Scene 8
DORANTE, à part.
Qu'elle est digne d'être aimée ! Pourquoi faut-il que Mario m'ait prévenu ?
SILVIA
Où étiez-vous donc Monsieur ? Depuis que j'ai quitté Mario je n'ai pu vous retrouver pour vous rendre compte de ce que j'ai dit à Monsieur Orgon.
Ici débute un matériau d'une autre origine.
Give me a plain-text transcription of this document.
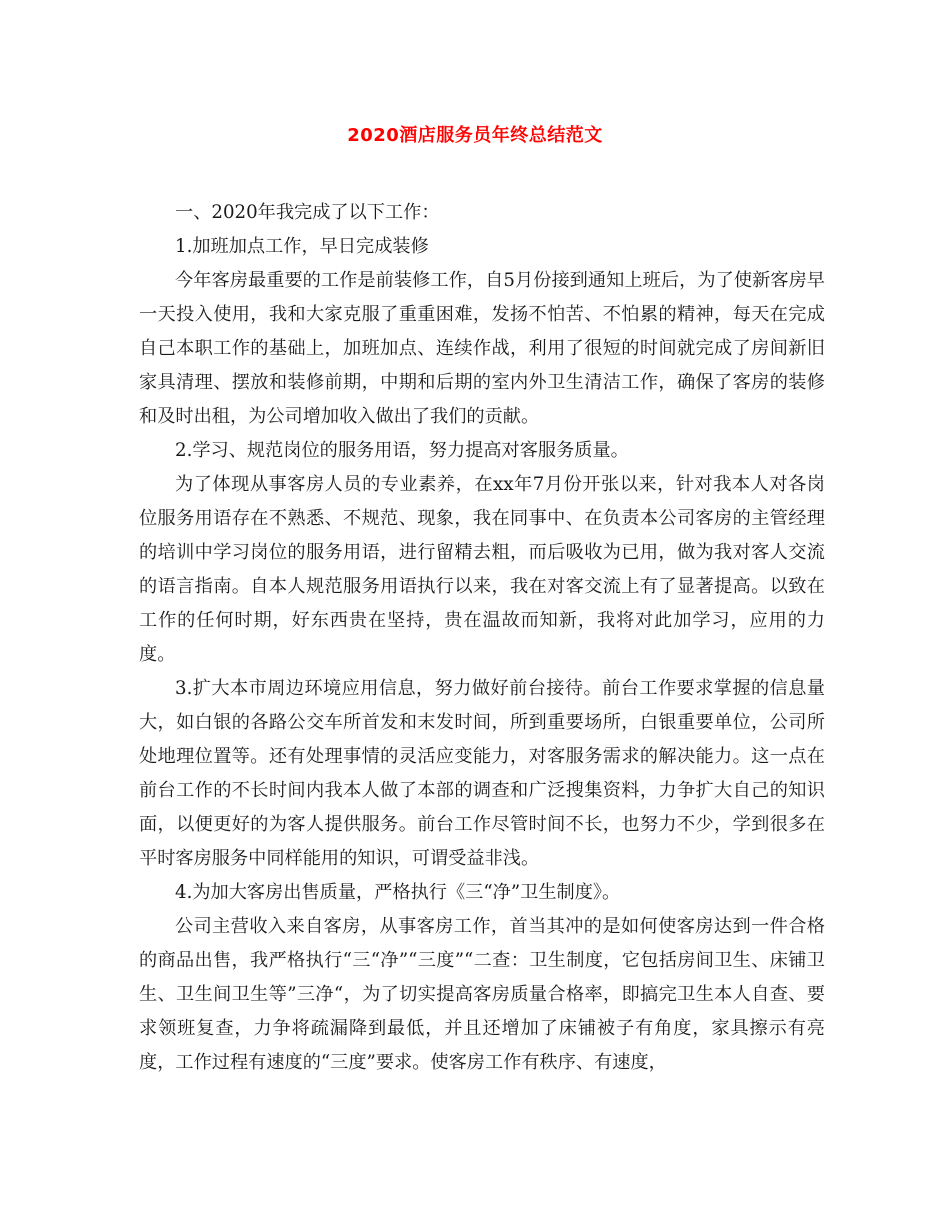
2020酒店服务员年终总结范文

一、2020年我完成了以下工作：

1.加班加点工作，早日完成装修

今年客房最重要的工作是前装修工作，自5月份接到通知上班后，为了使新客房早一天投入使用，我和大家克服了重重困难，发扬不怕苦、不怕累的精神，每天在完成自己本职工作的基础上，加班加点、连续作战，利用了很短的时间就完成了房间新旧家具清理、摆放和装修前期，中期和后期的室内外卫生清洁工作，确保了客房的装修和及时出租，为公司增加收入做出了我们的贡献。

2.学习、规范岗位的服务用语，努力提高对客服务质量。

为了体现从事客房人员的专业素养，在xx年7月份开张以来，针对我本人对各岗位服务用语存在不熟悉、不规范、现象，我在同事中、在负责本公司客房的主管经理的培训中学习岗位的服务用语，进行留精去粗，而后吸收为已用，做为我对客人交流的语言指南。自本人规范服务用语执行以来，我在对客交流上有了显著提高。以致在工作的任何时期，好东西贵在坚持，贵在温故而知新，我将对此加学习，应用的力度。

3.扩大本市周边环境应用信息，努力做好前台接待。前台工作要求掌握的信息量大，如白银的各路公交车所首发和末发时间，所到重要场所，白银重要单位，公司所处地理位置等。还有处理事情的灵活应变能力，对客服务需求的解决能力。这一点在前台工作的不长时间内我本人做了本部的调查和广泛搜集资料，力争扩大自己的知识面，以便更好的为客人提供服务。前台工作尽管时间不长，也努力不少，学到很多在平时客房服务中同样能用的知识，可谓受益非浅。

4.为加大客房出售质量，严格执行《三“净”卫生制度》。

公司主营收入来自客房，从事客房工作，首当其冲的是如何使客房达到一件合格的商品出售，我严格执行“三“净”“三度”“二查：卫生制度，它包括房间卫生、床铺卫生、卫生间卫生等”三净“，为了切实提高客房质量合格率，即搞完卫生本人自查、要求领班复查，力争将疏漏降到最低，并且还增加了床铺被子有角度，家具擦示有亮度，工作过程有速度的“三度”要求。使客房工作有秩序、有速度，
Je ne me suis pourtant pas éloigné ; mais de quoi s'agit-il ?
SILVIA, à part.
Quelle froideur! (Haut.) J'ai eu beau décrier votre valet et prendre sa conscience à témoin de son peu de mérite, j'ai eu beau lui représenter qu'on pouvait du moins reculer le mariage, il ne m'a pas seulement écoutée ; je vous avertis même qu'on parle d'envoyer chez le notaire, et qu'il est temps de vous déclarer.
DORANTE
C'est mon intention ; je vais partir incognito, et je laisserai un billet qui instruira
Monsieur Orgon de tout.
SILVIA, à part.
Partir ! Ce n'est pas là mon compte.
DORANTE
N'approuvez-vous pas mon idée ?
SILVIA
Mais... pas trop.
DORANTE
Je ne vois pourtant rien de mieux dans la situation où je suis, à moins que de parler moi-même, et je ne saurais m'y résoudre ; j'ai d'ailleurs d'autres raisons qui veulent que je me retire : je n'ai plus que faire ici.
SILVIA
Comme je ne sais pas vos raisons, je ne puis ni les approuver, ni les combattre ; et ce n'est pas à moi à vous les demander.
DORANTE
Il vous est aisé de les soupçonner, Lisette.
SILVIA
Mais je pense, par exemple, que vous avez du dégoût pour la fille de Monsieur Orgon.
DORANTE
Ne voyez-vous que cela ?
SILVIA
Il y a bien encore certaines choses que je pourrais supposer ; mais je ne suis pas folle, et je n'ai pas la vanité de m'y arrêter.
DORANTE
Ni le courage d'en parler ; car vous n'auriez rien d'obligeant à me dire : adieu Lisette.
SILVIA
Prenez garde, je crois que vous ne m'entendez pas, je suis obligée de vous le dire.
DORANTE
À merveille ! Et l'explication ne me serait pas favorable, gardez-moi le secret jusqu'à mon départ.